El término municipal de Roccanera abarcaba una gran extensión de costas, de llanuras y de montes, hasta casi la cima de los Apeninos.
Las tierras de los contornos, muy fértiles, apenas tenían necesidad de abonos. Las lluvias eran abundantes. En las llanuras próximas al mar, algunas muy bien regadas, la vegetación era espléndida y se recogían varias cosechas al año.
En aquellos lugares, en los cuales llovía mucho en primavera y en los que durante el verano calentaba el sol de una manera terrible, se formaban charcas y extensiones pantanosas y había en otoño fiebres palúdicas.
En invierno, la temperatura en los altos era fría y la nieve brillaba en las cumbres y en los montes próximos.
Dentro de la comarca de Roccanera había varios pueblos y se notaba un gran contraste entre la ciudad marina y las aldeas de la montaña.
La forma de las casas y de las calles, la clase de vida, el tipo de los habitantes, la constitución de la propiedad; todo presentaba distinto carácter en el monte y en el llano. Las mujeres eran también de otro tipo: morenas, vivas, expresivas, en la llanura y en la costa; rubias, más blancas y más fuertes, en la montaña. En la costa, sobre todo en La Marina, se veían muchachas de una belleza clásica; en cambio, en el monte aparecía un tipo céltico o germánico.
Galardi subió a la cúspide de los Apeninos, coronados por una vasta meseta, llamada la Sila, cuya superficie se hallaba cubierta de prados, de haciendas y de aldeas.
De las cimas de aquellas montañas, en donde aparecían los crestones de las rocas plutónicas, escapaban una multitud de arroyos y de arroyuelos, convertidos el invierno en torrentes.
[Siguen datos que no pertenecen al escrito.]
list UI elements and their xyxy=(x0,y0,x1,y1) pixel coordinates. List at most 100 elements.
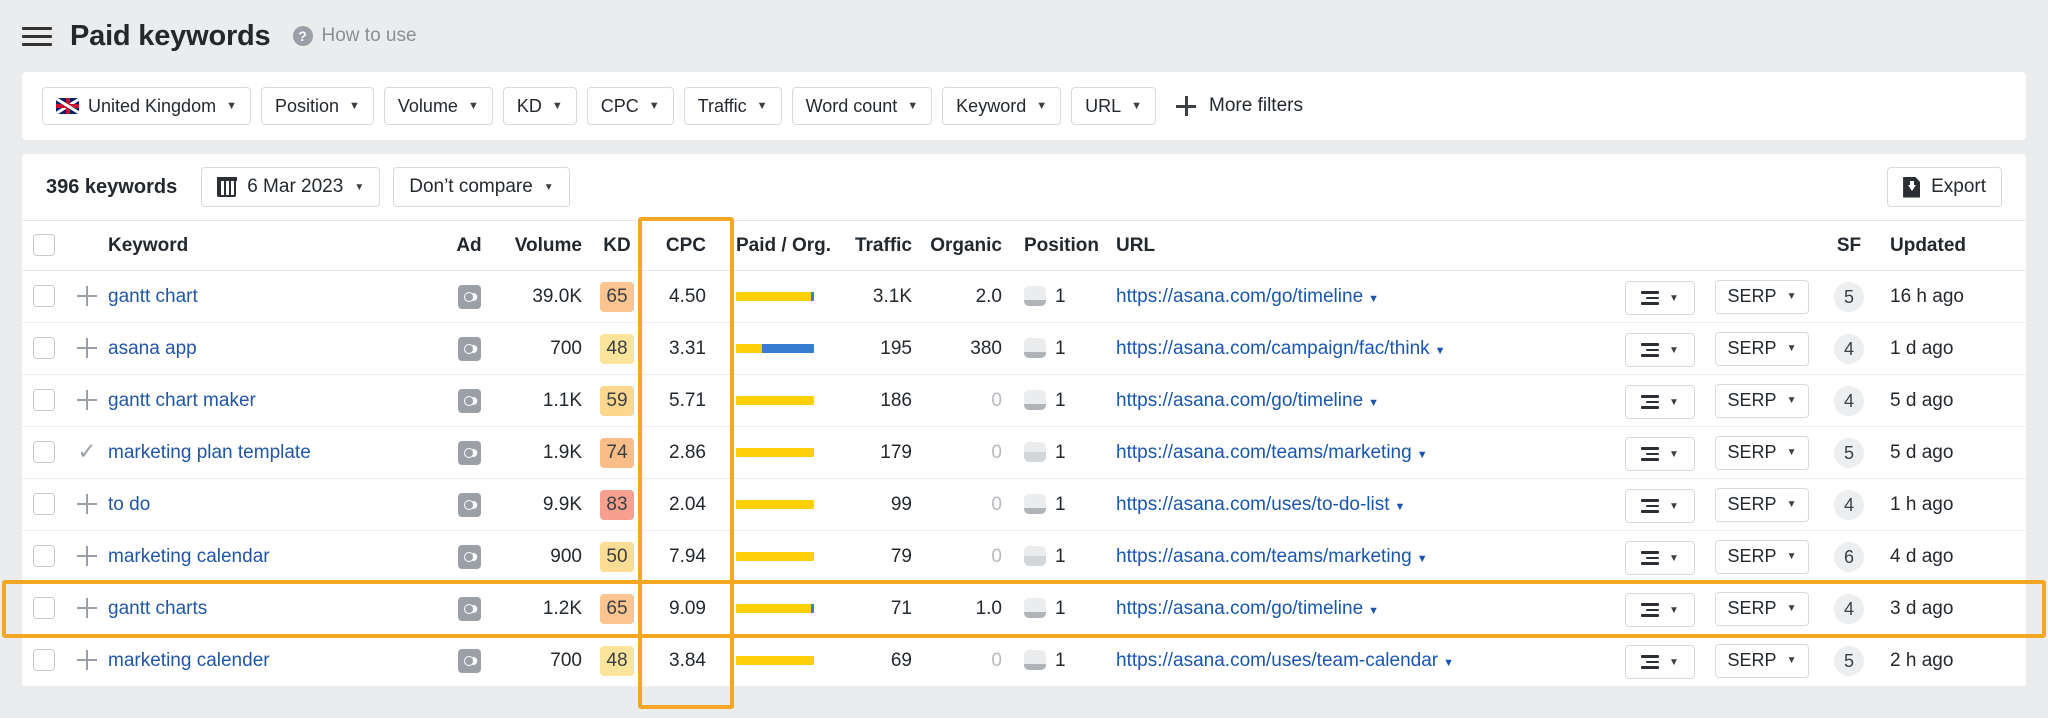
serp-lines-button[interactable]: ▼ xyxy=(1625,645,1695,680)
serp-button[interactable]: SERP ▼ xyxy=(1715,383,1809,418)
ad-preview-icon[interactable] xyxy=(457,388,481,413)
row-checkbox[interactable] xyxy=(33,545,55,568)
serp-button[interactable]: SERP ▼ xyxy=(1715,643,1809,678)
serp-lines-button[interactable]: ▼ xyxy=(1625,385,1695,420)
plus-icon[interactable] xyxy=(77,338,97,359)
serp-button[interactable]: SERP ▼ xyxy=(1715,539,1809,574)
column-kd[interactable]: KD xyxy=(586,220,648,271)
table-row[interactable]: marketing calendar 900 50 7.94 79 0 1 ht… xyxy=(22,531,2026,583)
plus-icon[interactable] xyxy=(77,390,97,411)
filter-word-count[interactable]: Word count ▼ xyxy=(791,87,933,125)
table-row[interactable]: gantt charts 1.2K 65 9.09 71 1.0 1 https… xyxy=(22,583,2026,635)
chevron-down-icon[interactable]: ▼ xyxy=(1416,448,1428,461)
filter-kd[interactable]: KD ▼ xyxy=(502,87,577,125)
plus-icon[interactable] xyxy=(77,286,97,307)
ad-preview-icon[interactable] xyxy=(457,284,481,309)
filter-position[interactable]: Position ▼ xyxy=(260,87,374,125)
date-picker-button[interactable]: 6 Mar 2023 ▼ xyxy=(201,167,381,207)
keyword-link[interactable]: gantt charts xyxy=(108,597,208,619)
keyword-link[interactable]: marketing calendar xyxy=(108,545,270,567)
row-checkbox[interactable] xyxy=(33,649,55,672)
chevron-down-icon[interactable]: ▼ xyxy=(1443,656,1454,669)
keyword-link[interactable]: to do xyxy=(108,493,151,515)
select-all-checkbox[interactable] xyxy=(33,234,55,257)
more-filters-button[interactable]: More filters xyxy=(1176,95,1303,117)
chevron-down-icon[interactable]: ▼ xyxy=(1368,396,1380,409)
row-checkbox[interactable] xyxy=(33,493,55,516)
column-keyword[interactable]: Keyword xyxy=(108,220,438,271)
row-checkbox[interactable] xyxy=(33,285,55,308)
table-row[interactable]: ✓ marketing plan template 1.9K 74 2.86 1… xyxy=(22,427,2026,479)
column-organic[interactable]: Organic xyxy=(912,220,1002,271)
filter-keyword[interactable]: Keyword ▼ xyxy=(942,87,1062,125)
export-button[interactable]: Export xyxy=(1887,167,2002,207)
chevron-down-icon[interactable]: ▼ xyxy=(1368,292,1380,305)
serp-button[interactable]: SERP ▼ xyxy=(1715,435,1809,470)
serp-button[interactable]: SERP ▼ xyxy=(1715,331,1809,366)
serp-lines-button[interactable]: ▼ xyxy=(1625,281,1695,316)
ad-preview-icon[interactable] xyxy=(457,440,481,465)
row-checkbox[interactable] xyxy=(33,441,55,464)
column-ad[interactable]: Ad xyxy=(438,220,500,271)
url-link[interactable]: https://asana.com/go/timeline xyxy=(1116,597,1364,619)
plus-icon[interactable] xyxy=(77,546,97,567)
url-link[interactable]: https://asana.com/uses/team-calendar xyxy=(1116,649,1439,671)
chevron-down-icon[interactable]: ▼ xyxy=(1368,604,1380,617)
serp-button[interactable]: SERP ▼ xyxy=(1715,279,1809,314)
row-checkbox[interactable] xyxy=(33,597,55,620)
keyword-link[interactable]: asana app xyxy=(108,337,197,359)
table-row[interactable]: gantt chart maker 1.1K 59 5.71 186 0 1 h… xyxy=(22,375,2026,427)
column-sf[interactable]: SF xyxy=(1818,220,1880,271)
plus-icon[interactable] xyxy=(77,494,97,515)
check-icon[interactable]: ✓ xyxy=(77,438,97,464)
filter-traffic[interactable]: Traffic ▼ xyxy=(683,87,782,125)
table-row[interactable]: to do 9.9K 83 2.04 99 0 1 https://asana.… xyxy=(22,479,2026,531)
chevron-down-icon[interactable]: ▼ xyxy=(1434,344,1446,357)
url-link[interactable]: https://asana.com/campaign/fac/think xyxy=(1116,337,1430,359)
column-url[interactable]: URL xyxy=(1100,220,1614,271)
plus-icon[interactable] xyxy=(77,650,97,671)
column-traffic[interactable]: Traffic xyxy=(834,220,912,271)
table-row[interactable]: marketing calender 700 48 3.84 69 0 1 ht… xyxy=(22,635,2026,687)
filter-url[interactable]: URL ▼ xyxy=(1071,87,1156,125)
filter-cpc[interactable]: CPC ▼ xyxy=(586,87,674,125)
filter-volume[interactable]: Volume ▼ xyxy=(383,87,493,125)
column-paid-org[interactable]: Paid / Org. xyxy=(726,220,834,271)
compare-button[interactable]: Don’t compare ▼ xyxy=(393,167,570,207)
ad-preview-icon[interactable] xyxy=(457,596,481,621)
serp-button[interactable]: SERP ▼ xyxy=(1715,591,1809,626)
table-row[interactable]: asana app 700 48 3.31 195 380 1 https://… xyxy=(22,323,2026,375)
ad-preview-icon[interactable] xyxy=(457,544,481,569)
url-link[interactable]: https://asana.com/teams/marketing xyxy=(1116,441,1412,463)
url-link[interactable]: https://asana.com/teams/marketing xyxy=(1116,545,1412,567)
hamburger-icon[interactable] xyxy=(22,21,52,51)
column-volume[interactable]: Volume xyxy=(500,220,586,271)
ad-preview-icon[interactable] xyxy=(457,648,481,673)
serp-lines-button[interactable]: ▼ xyxy=(1625,333,1695,368)
column-updated[interactable]: Updated xyxy=(1880,220,2026,271)
filter-country[interactable]: United Kingdom ▼ xyxy=(42,87,251,125)
column-position[interactable]: Position xyxy=(1002,220,1100,271)
serp-lines-button[interactable]: ▼ xyxy=(1625,437,1695,472)
plus-icon[interactable] xyxy=(77,598,97,619)
serp-lines-button[interactable]: ▼ xyxy=(1625,541,1695,576)
keyword-link[interactable]: gantt chart maker xyxy=(108,389,256,411)
chevron-down-icon[interactable]: ▼ xyxy=(1416,552,1428,565)
table-row[interactable]: gantt chart 39.0K 65 4.50 3.1K 2.0 1 htt… xyxy=(22,271,2026,323)
how-to-use-link[interactable]: ? How to use xyxy=(292,25,417,47)
url-link[interactable]: https://asana.com/go/timeline xyxy=(1116,389,1364,411)
ad-preview-icon[interactable] xyxy=(457,492,481,517)
row-checkbox[interactable] xyxy=(33,389,55,412)
chevron-down-icon[interactable]: ▼ xyxy=(1394,500,1406,513)
row-checkbox[interactable] xyxy=(33,337,55,360)
serp-lines-button[interactable]: ▼ xyxy=(1625,593,1695,628)
keyword-link[interactable]: marketing calender xyxy=(108,649,270,671)
url-link[interactable]: https://asana.com/uses/to-do-list xyxy=(1116,493,1390,515)
url-link[interactable]: https://asana.com/go/timeline xyxy=(1116,285,1364,307)
serp-button[interactable]: SERP ▼ xyxy=(1715,487,1809,522)
serp-lines-button[interactable]: ▼ xyxy=(1625,489,1695,524)
keyword-link[interactable]: marketing plan template xyxy=(108,441,311,463)
ad-preview-icon[interactable] xyxy=(457,336,481,361)
keyword-link[interactable]: gantt chart xyxy=(108,285,198,307)
column-cpc[interactable]: CPC xyxy=(648,220,726,271)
Una cintura de espesos bosques, de robles, hayas, abetos y castaños rodeaba las pedregosas alturas de pórfido y de granito.
Más abajo comenzaban las encinas, los pinos y los cipreses, y luego los matorrales de mirtos, adelfas, retamas, cornicabras, jaras, romeros y cantuesos.
Galardi recorrió las altas cimas y contempló los valles, tenebrosos e inhabitados; las gargantas anchas entre picachos, donde el aire, transparente e inmóvil, parecía una masa de cristal de roca y donde el silencio profundo se turbaba por la caída de las aguas espumosas.
En la estación de las grandes lluvias el agua corría viva, verde, por entre los despeñaderos y torrenteras, de enormes piedras negras y gigantescas, obstruidas por troncos de árboles podridos y cubiertos de musgo; pasaba por hoces de rocas, confusas y caóticas; se remansaba, saltaba en chorros espumosos, se metía en los canales de las serrerías pequeñas, con sus tejados de pizarra gris o de teja roja; desaparecía por las cañadas y las gargantas tenebrosas, y aparecía de pronto, brillando como el azogue, a precipitarse estruendosamente desde una gran altura, deshaciéndose en neblina en el aire y llenando de perlas de rocío las hierbas.
En la primavera era un espectáculo admirable contemplar los montes; en los valles bajos, con los prados húmedos, de esmeralda, llenos de florecillas, pacían los corderos; en las faldas se extendían los bosques de castaños y de encinas; y en las cumbres se amontonaban oscuros los bloques graníticos, asentados con majestuosa gravedad y unidos en acumulaciones ciclópeas.
Cuando las cimas aparecían cubiertas de nieve, presentaban una claridad y una transparencia como si no tuvieran espesor ni materia, en el azul profundo e intenso.
Cuando había nubes en el cielo, las montañas blancas, de una blancura inmaculada, adquirían aún más prestigio; las nubes, al interponerse entre el sol y las montañas, dejaban en éstas encajes de sombras con caprichosos perfiles.
Aquellos mares azules del cielo, con sus nubes blancas, y los bloques, más blancos aún, de los picos nevados, tan pronto plata, tan pronto mármol sonrosado, producían una embriaguez de aire y de espacio.
Desde el monte la llanura era admirable en primavera. Gran parte de ella se inundaba y se llenaba de lagunas.
En medio del espejo de las lagunas se veían islotes de árboles y de matorrales. En los bordes brillaban los follajes, jóvenes y tiernos, de los chopos, con una suavidad y una timidez de adolescencia.
A un lado y a otro, entre las tierras rojas y amarillas, entre los manchones de pizarras y los cerrillos de yeso, comenzaba a lucir el verde profundo de los bancales de trigo y de cebada. Alrededor de Roccanera se escalonaban los cerros pedregosos, las trincheras de piedras áridas, donde sólo crecían matas de hierbas.
Extendiendo la vista a la costa se veía el caserío de Roccanera, negro y oscuro, y la concha del golfo entre sus dos puntas, con el mar azul en lo lejano, turbio y como aceitoso en algunos puntos y bordeado de espuma cerca de las rocas.